In the following extract from the profile, Donthi reports on how links to the two organisations contribute to strengthening Doval’s influence within the current dispensation.
In 2009, the Vivekananda Kendra, founded by an RSS leader in the 1970s, set up a think tank named the Vivekananda International Foundation. Doval was appointed its founding director. According to the VIF website, he spoke at the inauguration of bringing “the intellectual community in consonance with the spirit of nationalism,” and of encouraging “young, talented research scholars to probe the depths of research in various genre of topics which are very vital to the national interests … so as to elevate India to her right place in the world.” That declaration notwithstanding, Doval went on to fill the organisation largely with retired security bureaucrats and diplomats. The VIF’s employees have also included the journalist Rajeev Sharma. Nitin Gokhale is currently one of its visiting fellows.

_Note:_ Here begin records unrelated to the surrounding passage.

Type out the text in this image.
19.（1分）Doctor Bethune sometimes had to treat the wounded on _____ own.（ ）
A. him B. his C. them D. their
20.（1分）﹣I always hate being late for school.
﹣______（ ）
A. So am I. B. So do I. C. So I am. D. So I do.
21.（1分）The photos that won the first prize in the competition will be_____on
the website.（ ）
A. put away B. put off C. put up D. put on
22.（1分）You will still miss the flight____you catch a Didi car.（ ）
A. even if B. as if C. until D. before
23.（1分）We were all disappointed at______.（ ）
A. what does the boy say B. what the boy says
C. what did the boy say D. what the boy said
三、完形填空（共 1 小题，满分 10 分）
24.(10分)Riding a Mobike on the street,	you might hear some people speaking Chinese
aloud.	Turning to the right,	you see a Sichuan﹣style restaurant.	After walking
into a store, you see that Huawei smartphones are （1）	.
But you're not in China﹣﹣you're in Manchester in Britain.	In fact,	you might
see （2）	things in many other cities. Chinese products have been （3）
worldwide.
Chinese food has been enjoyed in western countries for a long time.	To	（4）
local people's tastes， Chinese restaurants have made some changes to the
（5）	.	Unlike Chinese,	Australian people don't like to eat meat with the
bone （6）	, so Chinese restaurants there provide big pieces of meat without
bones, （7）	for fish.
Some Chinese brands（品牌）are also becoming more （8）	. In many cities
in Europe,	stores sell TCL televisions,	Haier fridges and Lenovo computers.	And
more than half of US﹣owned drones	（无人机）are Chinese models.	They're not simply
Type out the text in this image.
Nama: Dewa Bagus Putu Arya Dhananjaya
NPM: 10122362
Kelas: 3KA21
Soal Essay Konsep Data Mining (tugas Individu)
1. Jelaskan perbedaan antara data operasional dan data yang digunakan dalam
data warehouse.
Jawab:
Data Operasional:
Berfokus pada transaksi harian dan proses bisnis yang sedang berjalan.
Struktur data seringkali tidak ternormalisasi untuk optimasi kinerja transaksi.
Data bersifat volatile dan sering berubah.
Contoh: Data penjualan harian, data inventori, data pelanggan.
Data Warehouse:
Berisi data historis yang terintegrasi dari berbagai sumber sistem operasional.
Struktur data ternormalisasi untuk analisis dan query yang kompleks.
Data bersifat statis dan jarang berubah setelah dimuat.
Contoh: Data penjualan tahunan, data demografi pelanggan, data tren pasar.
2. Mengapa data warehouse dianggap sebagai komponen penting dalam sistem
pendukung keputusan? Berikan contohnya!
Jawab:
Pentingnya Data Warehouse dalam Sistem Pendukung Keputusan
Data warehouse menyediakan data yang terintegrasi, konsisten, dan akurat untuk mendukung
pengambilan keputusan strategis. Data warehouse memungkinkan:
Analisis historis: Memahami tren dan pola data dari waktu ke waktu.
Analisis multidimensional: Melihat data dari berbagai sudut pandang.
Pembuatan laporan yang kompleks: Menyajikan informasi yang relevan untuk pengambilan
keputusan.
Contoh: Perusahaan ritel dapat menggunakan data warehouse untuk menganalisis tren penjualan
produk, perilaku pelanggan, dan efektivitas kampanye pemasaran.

The VIF declares itself an “independent, non-partisan institution,” but its links with the RSS are an open secret. A political activist associated with the RSS told me the organisation is “emotionally linked with the Sangh Parivar.” He added that Swaminathan Gurumurthy, a leader of the RSS-affiliated Swadeshi Jagaran Manch, was a major force behind the VIF’s creation. Doval was a natural choice to lead it. “When Doval was in the IB, all of us were concerned about the cross-border terrorism,” the political activist told me. “Slowly, that bond of association found a structure. Familiarity of goal and thinking was always there.”
At around the time that the VIF was established, Doval’s son, Shaurya, returned to India after a career as an investment banker abroad. Soon he became a director of a think tank of his own—the India Foundation. His main partner in this was Ram Madhav, then a national spokesperson for the RSS. The organisation set to work behind the scenes in Delhi and elsewhere in support of Modi’s prime ministerial campaign.